A little girl in a red dress and full stage makeup pushes past me. The heel of one of the tap shoes she’s holding clips me in the arm. She flashes me a giant pageant smile. “Oops, sorry.”

“Just hang back and observe,” I tell Dominic. “Until we know what this is.”

“I already know what this is.” He raises the folder. “It’s an audition.”

“I know that.” The pieces snap together. “Oh, like an audition audition.”

“We’ve got head shots.” He nods toward a mom now seated on the floor, spreading out photos of a preschool-age child. “Maybe it’s like those modeling schools. I’ve heard they’re a scam. Charge a shit-ton of money, too.”

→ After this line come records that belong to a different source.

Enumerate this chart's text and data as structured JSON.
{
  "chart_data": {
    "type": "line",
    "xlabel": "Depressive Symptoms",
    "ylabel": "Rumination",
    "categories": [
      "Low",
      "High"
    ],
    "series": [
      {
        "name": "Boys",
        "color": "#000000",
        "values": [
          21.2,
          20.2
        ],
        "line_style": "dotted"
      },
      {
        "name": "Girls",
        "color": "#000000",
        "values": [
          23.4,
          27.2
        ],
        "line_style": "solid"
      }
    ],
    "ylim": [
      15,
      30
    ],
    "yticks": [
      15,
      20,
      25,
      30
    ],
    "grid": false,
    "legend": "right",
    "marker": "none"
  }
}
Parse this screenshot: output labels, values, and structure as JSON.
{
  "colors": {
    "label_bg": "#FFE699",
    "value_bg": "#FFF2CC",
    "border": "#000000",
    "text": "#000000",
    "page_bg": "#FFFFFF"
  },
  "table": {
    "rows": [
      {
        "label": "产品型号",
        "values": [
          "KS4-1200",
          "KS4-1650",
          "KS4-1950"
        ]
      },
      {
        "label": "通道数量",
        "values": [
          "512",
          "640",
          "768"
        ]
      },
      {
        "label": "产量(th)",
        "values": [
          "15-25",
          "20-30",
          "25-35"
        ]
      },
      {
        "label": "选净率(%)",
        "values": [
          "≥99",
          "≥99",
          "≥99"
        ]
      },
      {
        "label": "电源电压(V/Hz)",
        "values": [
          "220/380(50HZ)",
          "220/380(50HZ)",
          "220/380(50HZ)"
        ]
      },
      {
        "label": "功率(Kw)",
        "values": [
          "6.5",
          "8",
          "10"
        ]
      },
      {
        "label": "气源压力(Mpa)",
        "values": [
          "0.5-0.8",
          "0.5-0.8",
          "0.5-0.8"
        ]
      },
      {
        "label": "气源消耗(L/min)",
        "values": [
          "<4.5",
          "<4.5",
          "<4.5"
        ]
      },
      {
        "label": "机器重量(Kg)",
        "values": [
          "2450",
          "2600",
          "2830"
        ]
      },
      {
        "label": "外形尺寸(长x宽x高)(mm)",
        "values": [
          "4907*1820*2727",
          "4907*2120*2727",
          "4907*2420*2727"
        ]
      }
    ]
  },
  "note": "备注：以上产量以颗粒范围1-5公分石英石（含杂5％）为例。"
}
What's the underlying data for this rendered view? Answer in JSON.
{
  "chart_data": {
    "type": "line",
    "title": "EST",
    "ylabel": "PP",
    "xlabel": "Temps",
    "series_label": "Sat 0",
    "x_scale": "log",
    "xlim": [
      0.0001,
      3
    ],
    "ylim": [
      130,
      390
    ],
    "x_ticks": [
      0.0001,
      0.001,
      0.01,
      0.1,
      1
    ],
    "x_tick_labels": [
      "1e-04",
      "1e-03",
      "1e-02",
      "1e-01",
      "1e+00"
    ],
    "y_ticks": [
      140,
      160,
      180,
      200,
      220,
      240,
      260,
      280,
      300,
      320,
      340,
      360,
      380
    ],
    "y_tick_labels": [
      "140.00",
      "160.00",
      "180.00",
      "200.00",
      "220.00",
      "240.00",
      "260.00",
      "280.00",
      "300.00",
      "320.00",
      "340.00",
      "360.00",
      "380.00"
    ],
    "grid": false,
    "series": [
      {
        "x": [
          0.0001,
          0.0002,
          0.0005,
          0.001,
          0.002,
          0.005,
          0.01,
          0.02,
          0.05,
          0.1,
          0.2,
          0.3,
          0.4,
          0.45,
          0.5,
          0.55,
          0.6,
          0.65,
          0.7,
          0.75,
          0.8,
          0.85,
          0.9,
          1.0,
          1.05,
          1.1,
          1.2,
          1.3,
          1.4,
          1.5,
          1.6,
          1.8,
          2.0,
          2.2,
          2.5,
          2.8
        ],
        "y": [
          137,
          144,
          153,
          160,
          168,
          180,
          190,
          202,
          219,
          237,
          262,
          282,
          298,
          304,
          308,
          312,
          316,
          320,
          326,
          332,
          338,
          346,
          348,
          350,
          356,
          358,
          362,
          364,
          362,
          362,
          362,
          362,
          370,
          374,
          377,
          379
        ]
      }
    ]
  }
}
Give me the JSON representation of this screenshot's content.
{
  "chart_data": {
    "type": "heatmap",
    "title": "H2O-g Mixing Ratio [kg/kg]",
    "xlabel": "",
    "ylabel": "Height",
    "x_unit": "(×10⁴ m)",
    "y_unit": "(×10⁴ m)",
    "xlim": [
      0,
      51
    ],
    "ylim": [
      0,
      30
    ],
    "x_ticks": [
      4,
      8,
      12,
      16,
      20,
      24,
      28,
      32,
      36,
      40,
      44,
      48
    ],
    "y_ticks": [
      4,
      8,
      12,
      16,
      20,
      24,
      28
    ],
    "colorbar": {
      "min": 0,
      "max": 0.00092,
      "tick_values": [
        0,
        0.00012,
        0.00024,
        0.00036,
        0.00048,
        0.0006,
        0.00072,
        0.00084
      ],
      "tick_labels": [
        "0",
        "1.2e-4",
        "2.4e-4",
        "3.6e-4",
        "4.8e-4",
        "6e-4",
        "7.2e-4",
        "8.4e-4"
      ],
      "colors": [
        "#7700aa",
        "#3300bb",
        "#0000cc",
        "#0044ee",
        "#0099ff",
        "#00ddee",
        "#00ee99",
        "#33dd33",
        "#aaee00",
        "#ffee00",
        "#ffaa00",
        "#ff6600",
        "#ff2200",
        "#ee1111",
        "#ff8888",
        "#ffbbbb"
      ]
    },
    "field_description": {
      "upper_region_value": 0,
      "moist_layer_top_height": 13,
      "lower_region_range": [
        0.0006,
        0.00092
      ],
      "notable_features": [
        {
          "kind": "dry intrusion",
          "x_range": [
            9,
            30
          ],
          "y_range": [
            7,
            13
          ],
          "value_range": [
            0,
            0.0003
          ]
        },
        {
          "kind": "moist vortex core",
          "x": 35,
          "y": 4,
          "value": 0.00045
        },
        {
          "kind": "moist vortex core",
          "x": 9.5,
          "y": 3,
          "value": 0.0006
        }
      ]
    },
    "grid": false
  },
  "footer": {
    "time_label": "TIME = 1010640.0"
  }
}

“Maybe…” But that almost seems too easy. Why would Oscar be so worried about a modeling school scam? Seems fairly harmless, especially compared to the Dr. Ames con. With that con, we handed cash and fake IDs to countless drug-addicted teens and set them free of parents trying to help them. Kinda makes fake modeling school look heroic. As far as I know, Oscar never had any ethical concerns about the Dr. Ames con.

More moms and children of various ages with costumes and regular clothes pour out of the elevator with each ding. We haven’t really done cons involving kids, not little kids anyway. Maybe that was Oscar’s concern? Although the parents are the ones paying and getting ripped off.

I hear a kid hiss to his mom. “They’re auditioning with a School of Rock number. I have to change my song!”

Dominic hears this, too, while he’s frantically thumbing through his folder. “Actually,” he whispers to me, “Lachlan Hudson is in School of Rock. In Australia.”

“Professionals.” I nod. “To add credibility.”

This isn’t a quick hit job. It’s a long con.

I glance around the now half-full room. What are you doing, Dad? Why is Oscar so afraid for you?